Joe ‘Ban Everything’ Biden Announces More Bans For Your Safety – Watch

President Joe “Ban Everything” Biden has just announced even more bans for your safety.

While giving one of the worst speeches of his presidency, Biden announced more bans and mocked the Constitution.

“And I’ll say what I said then and I’ll say it over and over again: I am going to get assault weapons banned.  I did it once, and I’m going to do it again,” Biden said.

Fresh off trying to ban gas stoves, the President announced he is going to ban the number of bullets allowed in magazines.

“There’s no social redeeming value.  Deer aren’t wearing Kevlar vests out there.  What the hell do you need an assault –no, I’m serious. And ban the number of bullets that go in a magazine.  There’s no — no need for any of that.”

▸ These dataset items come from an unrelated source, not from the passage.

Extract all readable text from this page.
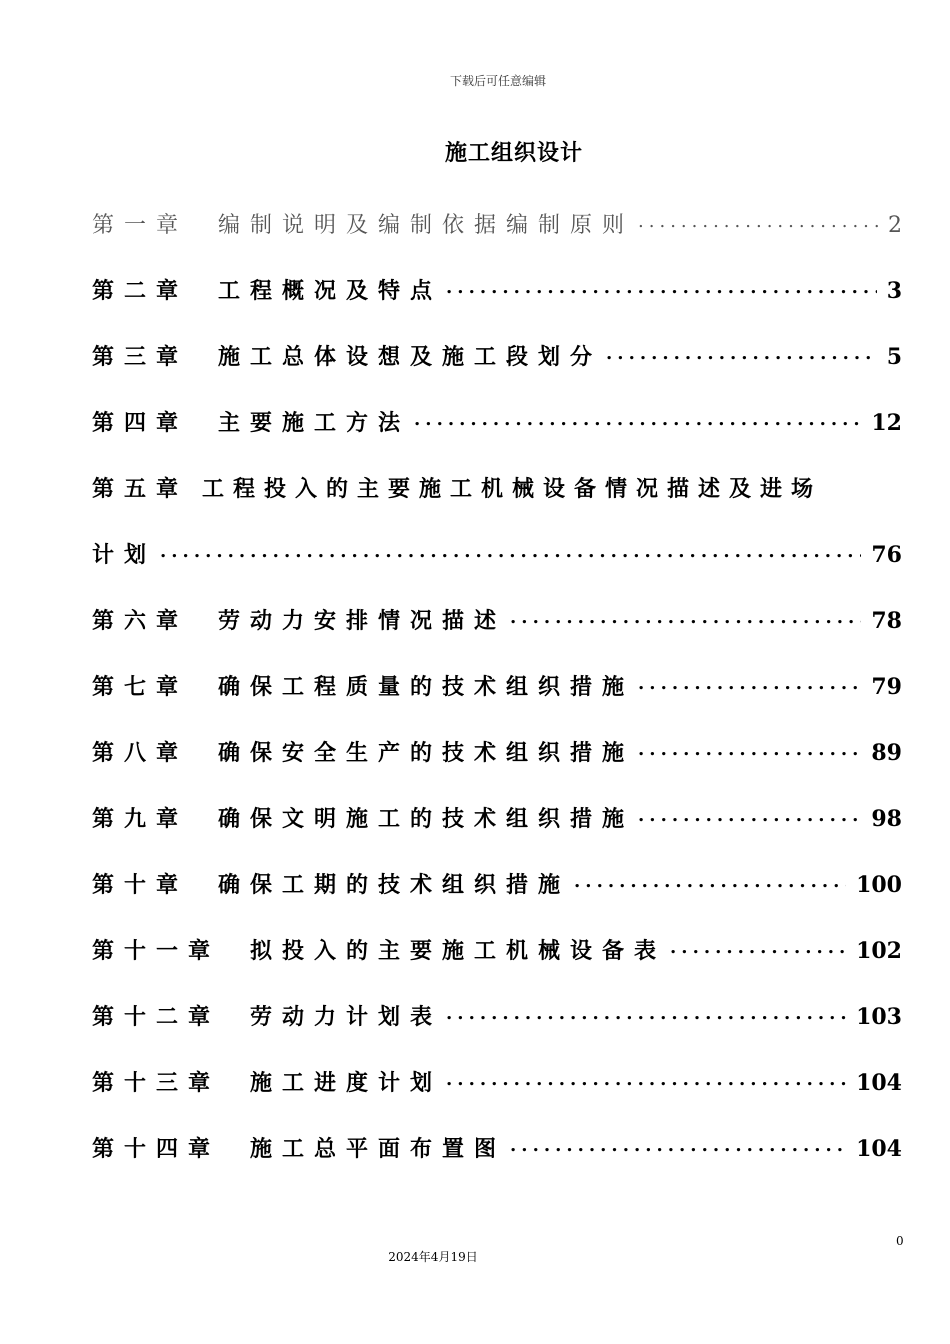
下载后可任意编辑
施工组织设计
第一章 编制说明及编制依据编制原则 .....	2
第二章 工程概况及特点 .....	3
第三章 施工总体设想及施工段划分 .....	5
第四章 主要施工方法 .....	12
第五章 工程投入的主要施工机械设备情况描述及进场
计划 .....	76
第六章 劳动力安排情况描述 .....	78
第七章 确保工程质量的技术组织措施 .....	79
第八章 确保安全生产的技术组织措施 .....	89
第九章 确保文明施工的技术组织措施 .....	98
第十章 确保工期的技术组织措施 .....	100
第十一章 拟投入的主要施工机械设备表 .....	102
第十二章 劳动力计划表 .....	103
第十三章 施工进度计划 .....	104
第十四章 施工总平面布置图 .....	104
0
2024年4月19日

Then he mocked the Constitution.

“I love my right-wing friends who talk about ‘the tree of liberty is watered with the blood of patriots.’  Give me a — if you need to worry about taking on the federal government, you need some F-15s,” Biden said. “You don’t need an AR-15.  I’m serious.  Think about it.  Think about the rationale for this.  It’s about money — money, money, money.”

Biden’s MLK Day speech was truly a site to behold.

It’s almost too cringy to watch…

President Biden is quickly turning into President Banning.